The Psychosis of Airport Security

When a new threat appears, it is the duty of all public officials to take action, even if nothing reasonable can be done. If they do not show that they are trying to resolve the problem, the media will not take them seriously, hence the strong reactions of the American government following the recent arrest of the terrorist “slip-bomb.”

Umar Farouk Adbulmatallab is Nigerian and Muslim. The American government has therefore ordered that all passengers traveling to the United States from Nigeria, Pakistan, Syria, Iran, Sudan, Yemen and seven other Muslim or partially Muslim countries will be submitted to additional security checks at the airport. They will be manually searched and their hand baggage will be opened and inspected. This is what will settle the problem. There should no longer be any explosives passing through under the guise of underwear.

However, Abdulmatallab wore his bomb as clothing. What purpose does it serve then to manually inspect hand baggage? Furthermore, even by frisking a man down from top to bottom, there is no reason why they would have found the incriminating underwear.

On another note, the list of countries affected by these new measures is quite interesting. If Cuba is one, it is probably to include a non-Muslim country, even though the Cuban government has never supported anti-American terrorism (quite the opposite, in fact, even if it supposedly happened a long time ago).

Exempt Countries

Even more striking is the absence of Great Britain, France, and the Netherlands from the list of countries whose nationals must undergo careful inspections before entering the United States. Great Britain is the home of Richard Reid, the man who unsuccessfully attempted to blow up a plane that departed France to the United States with explosives hidden in his shoes. The group stopped by the police that was trying to bring aerosols containing liquid explosives on board aircraft that was destined for the United States was British. Abdulmutallab, meanwhile, went through security checks at Schiphol Airport in the Netherlands in order to go to Detroit. Why, then, are these countries exempted from the checks?

I certainly feel as though am launching into a rant, but, in fact, I am not clamoring for more rigorous security checks. I am in favor of “security” in smaller airports and, in return, checks advanced to the entrance, before potential terrorists can even check in at the counter.

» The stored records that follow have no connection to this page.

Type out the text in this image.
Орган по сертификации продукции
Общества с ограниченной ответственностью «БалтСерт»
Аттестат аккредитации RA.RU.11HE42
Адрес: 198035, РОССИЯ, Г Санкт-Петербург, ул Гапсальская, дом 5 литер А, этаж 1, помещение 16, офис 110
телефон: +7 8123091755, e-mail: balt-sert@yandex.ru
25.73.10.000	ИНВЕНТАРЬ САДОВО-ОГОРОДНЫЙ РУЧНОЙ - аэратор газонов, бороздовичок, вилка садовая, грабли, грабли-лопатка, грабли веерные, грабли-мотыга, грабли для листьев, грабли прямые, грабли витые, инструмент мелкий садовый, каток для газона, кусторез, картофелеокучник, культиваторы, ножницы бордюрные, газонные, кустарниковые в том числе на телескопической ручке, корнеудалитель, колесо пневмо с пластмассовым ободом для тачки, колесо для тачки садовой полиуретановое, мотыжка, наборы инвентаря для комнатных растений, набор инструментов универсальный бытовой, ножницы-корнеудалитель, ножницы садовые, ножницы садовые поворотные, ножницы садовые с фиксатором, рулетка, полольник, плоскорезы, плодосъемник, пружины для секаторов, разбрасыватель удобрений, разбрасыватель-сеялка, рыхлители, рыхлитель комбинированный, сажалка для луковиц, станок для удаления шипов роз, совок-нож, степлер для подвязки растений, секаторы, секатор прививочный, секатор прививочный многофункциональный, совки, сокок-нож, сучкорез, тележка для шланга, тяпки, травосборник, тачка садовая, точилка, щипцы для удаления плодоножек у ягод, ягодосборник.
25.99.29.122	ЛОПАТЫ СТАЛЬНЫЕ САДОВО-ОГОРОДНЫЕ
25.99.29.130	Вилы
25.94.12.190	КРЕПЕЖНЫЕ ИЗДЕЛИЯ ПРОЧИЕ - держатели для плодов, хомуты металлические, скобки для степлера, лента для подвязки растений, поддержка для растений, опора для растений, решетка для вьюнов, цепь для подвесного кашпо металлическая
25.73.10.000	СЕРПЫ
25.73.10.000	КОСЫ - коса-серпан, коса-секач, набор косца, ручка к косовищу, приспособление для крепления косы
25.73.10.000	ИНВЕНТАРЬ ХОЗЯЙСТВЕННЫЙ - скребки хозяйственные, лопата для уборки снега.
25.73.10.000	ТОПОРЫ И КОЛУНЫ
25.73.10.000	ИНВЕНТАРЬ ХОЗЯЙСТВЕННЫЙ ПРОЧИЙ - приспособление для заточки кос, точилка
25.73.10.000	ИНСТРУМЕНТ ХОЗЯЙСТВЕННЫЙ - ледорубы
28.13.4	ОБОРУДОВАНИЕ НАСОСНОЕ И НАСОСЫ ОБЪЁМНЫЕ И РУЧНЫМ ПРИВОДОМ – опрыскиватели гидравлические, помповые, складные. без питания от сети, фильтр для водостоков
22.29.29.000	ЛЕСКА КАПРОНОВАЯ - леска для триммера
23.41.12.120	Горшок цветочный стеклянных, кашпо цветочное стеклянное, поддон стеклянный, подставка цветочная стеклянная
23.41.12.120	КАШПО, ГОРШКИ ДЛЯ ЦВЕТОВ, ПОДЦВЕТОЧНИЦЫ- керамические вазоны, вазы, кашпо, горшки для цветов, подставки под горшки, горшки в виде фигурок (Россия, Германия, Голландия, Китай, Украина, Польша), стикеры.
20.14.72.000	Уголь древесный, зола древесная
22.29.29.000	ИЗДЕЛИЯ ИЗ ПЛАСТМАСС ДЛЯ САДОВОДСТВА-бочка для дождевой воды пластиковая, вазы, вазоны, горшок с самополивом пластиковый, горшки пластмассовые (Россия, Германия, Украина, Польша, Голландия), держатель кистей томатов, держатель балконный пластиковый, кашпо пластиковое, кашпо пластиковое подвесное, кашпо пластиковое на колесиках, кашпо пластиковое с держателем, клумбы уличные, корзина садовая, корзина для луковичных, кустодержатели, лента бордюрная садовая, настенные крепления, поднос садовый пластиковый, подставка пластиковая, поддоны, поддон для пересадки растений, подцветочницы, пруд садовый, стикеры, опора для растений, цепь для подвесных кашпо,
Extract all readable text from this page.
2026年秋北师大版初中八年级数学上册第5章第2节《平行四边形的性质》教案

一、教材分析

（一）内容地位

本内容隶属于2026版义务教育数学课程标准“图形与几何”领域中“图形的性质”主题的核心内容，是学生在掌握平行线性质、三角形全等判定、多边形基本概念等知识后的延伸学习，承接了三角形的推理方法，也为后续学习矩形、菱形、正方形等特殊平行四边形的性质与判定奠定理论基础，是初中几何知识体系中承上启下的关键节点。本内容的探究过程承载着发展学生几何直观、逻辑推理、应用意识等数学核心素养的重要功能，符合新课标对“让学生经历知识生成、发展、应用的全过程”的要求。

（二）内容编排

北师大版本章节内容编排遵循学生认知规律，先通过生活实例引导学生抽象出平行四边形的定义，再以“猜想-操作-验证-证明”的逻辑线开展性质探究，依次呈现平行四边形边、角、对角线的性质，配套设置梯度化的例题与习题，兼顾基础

Apart from Richard Reid and Umar Farouk Abdulmatallab, all attempts at bombings on airliners bound for the United States have been foiled by intelligence services, not by the hundreds of thousands of underpaid “security agents” who are responsible for carrying out the checks at the gate. Moreover, they stopped neither Reid nor Adbulmutallab. What conclusions can we draw from this?

The conclusion is that reinforcing additional security at airports is a total waste of time and money. Of course, we must continue to implement basic security checks to prevent passengers from carrying weapons on airplanes. However, it is not necessary to be grateful to the politicians who bow to the inept wishes of the media, and we must accept and remember that nothing is perfect. We are 50 times more likely to die in an auto accident than in a plane crash caused by human error, a technical failure, or a “slip-bomb.” The other solution is to attempt to fill in all of the gaps, but the obvious gap in airport security is the lack of search for anal bombs.

Invasive Searches

The first suicide bomber wearing an explosive in his rectum has already debuted (though not in an airplane). Four months ago, a militant linked to Al-Qaeda managed to thwart all checks and detonated himself in the presence of Prince Mohammed bin Nayef, the Saudi Arabian Deputy Minister of the Interior. The detonator was most likely activated remotely, but an airline passenger would simply have to go to the bathroom to blow himself up.

If Abdulmutallab had boarded the plane to Detroit with an explosive device hidden in his body and not sewn into his underpants, how would security have detected it? The only way would have been through the classic prison method consecrated by time: a full body cavity search.

We could obviously do this in airports. It would take five or six times more guards and we would need to significantly expand the search space in order to provide passengers with a minimum of privacy, but if we were really determined to eliminate all air threats, we could search all suspicious body cavities. “Sir or Ma’am, lean forward please.”

Yet no one advocates the application of this policy, and not for fear of a latex glove shortage. The psychosis of airport security is mainly symbolic. If we began to check the contents of the cavities of the human body, it would serve to further destabilize people instead of reassuring them. In this case, common sense prevails over “security.” This should be the case more often!